You can load the model weights and architecture for inference or fine-tuning with the provided files:

Using PyTorch


def get_out_channels(module):
    if isinstance(module, nn.Conv2d):
        return module.out_channels
    elif isinstance(module, nn.BatchNorm2d):
        return module.num_features
    elif isinstance(module, nn.Linear):
        return module.out_features
    return None

def replace_relu_with_prelu_and_dropout(module, inplace=True):
    for name, child in module.named_children():
        replace_relu_with_prelu_and_dropout(child, inplace)
        
        if isinstance(child, nn.ReLU): 
            out_channels = None
            for prev_name, prev_child in module.named_children():
                if prev_name == name:
                    break
                out_channels = get_out_channels(prev_child) or out_channels
            
            if out_channels is None:
                raise ValueError(f"Cannot determine `out_channels` for {child}. Please check the model structure.")
            
            prelu = PReLU(device=device, num_parameters=out_channels) 
            dropout = nn.Dropout2d(p=0.2) 
            setattr(module, name, nn.Sequential(prelu, dropout).to(device))
model = models.resnet18(weights = models.ResNet18_Weights.IMAGENET1K_V1).train(True).to(device)
replace_relu_with_prelu_and_dropout(model)
# print(model.fc.in_features)


number = model.fc.in_features
module  = []

module.append(LazyLinear(7))
model.fc = Sequential(*module).to(device)

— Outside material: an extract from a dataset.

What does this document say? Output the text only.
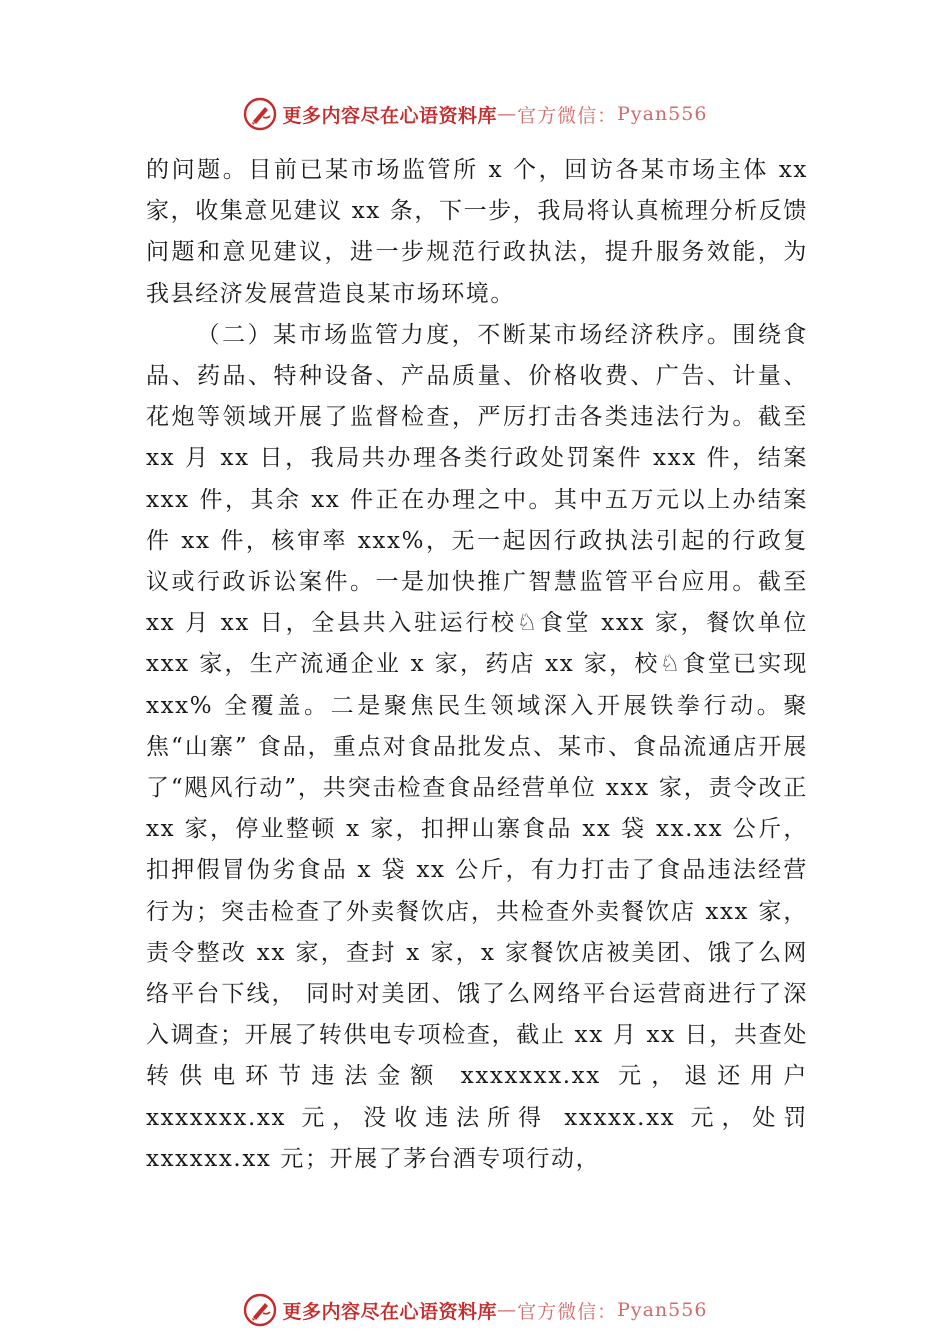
更多内容尽在心语资料库 — 官方微信： Pyan556

的问题。目前已某市场监管所 x 个，回访各某市场主体 xx 家，收集意见建议 xx 条，下一步，我局将认真梳理分析反馈问题和意见建议，进一步规范行政执法，提升服务效能，为我县经济发展营造良某市场环境。

（二）某市场监管力度，不断某市场经济秩序。围绕食品、药品、特种设备、产品质量、价格收费、广告、计量、花炮等领域开展了监督检查，严厉打击各类违法行为。截至 xx 月 xx 日，我局共办理各类行政处罚案件 xxx 件，结案 xxx 件，其余 xx 件正在办理之中。其中五万元以上办结案件 xx 件，核审率 xxx%，无一起因行政执法引起的行政复议或行政诉讼案件。一是加快推广智慧监管平台应用。截至 xx 月 xx 日，全县共入驻运行校♘食堂 xxx 家，餐饮单位 xxx 家，生产流通企业 x 家，药店 xx 家，校♘食堂已实现 xxx% 全覆盖。二是聚焦民生领域深入开展铁拳行动。聚焦“山寨” 食品，重点对食品批发点、某市、食品流通店开展了“飓风行动”，共突击检查食品经营单位 xxx 家，责令改正 xx 家，停业整顿 x 家，扣押山寨食品 xx 袋 xx.xx 公斤，扣押假冒伪劣食品 x 袋 xx 公斤，有力打击了食品违法经营行为；突击检查了外卖餐饮店，共检查外卖餐饮店 xxx 家，责令整改 xx 家，查封 x 家，x 家餐饮店被美团、饿了么网络平台下线， 同时对美团、饿了么网络平台运营商进行了深入调查；开展了转供电专项检查，截止 xx 月 xx 日，共查处转供电环节违法金额 xxxxxxx.xx 元，退还用户 xxxxxxx.xx 元，没收违法所得 xxxxx.xx 元，处罚 xxxxxx.xx 元；开展了茅台酒专项行动，

更多内容尽在心语资料库 — 官方微信： Pyan556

state_dict = load_file("model.safetensors")
model.load_state_dict(state_dict)
model.eval()

⚠️ Limitations and Considerations

Input Dimensions: Make sure your input images are resized to the expected dimensions (100x100) before inference.

Number of Classes: The trained model supports exactly 7 classes as defined in the training dataset.

Output: The model output should be a probability of each of the 7 face type labels. Don't forget to use the softmax function to make predictions. Note that softmax is not used in the last layer of this model's architecture.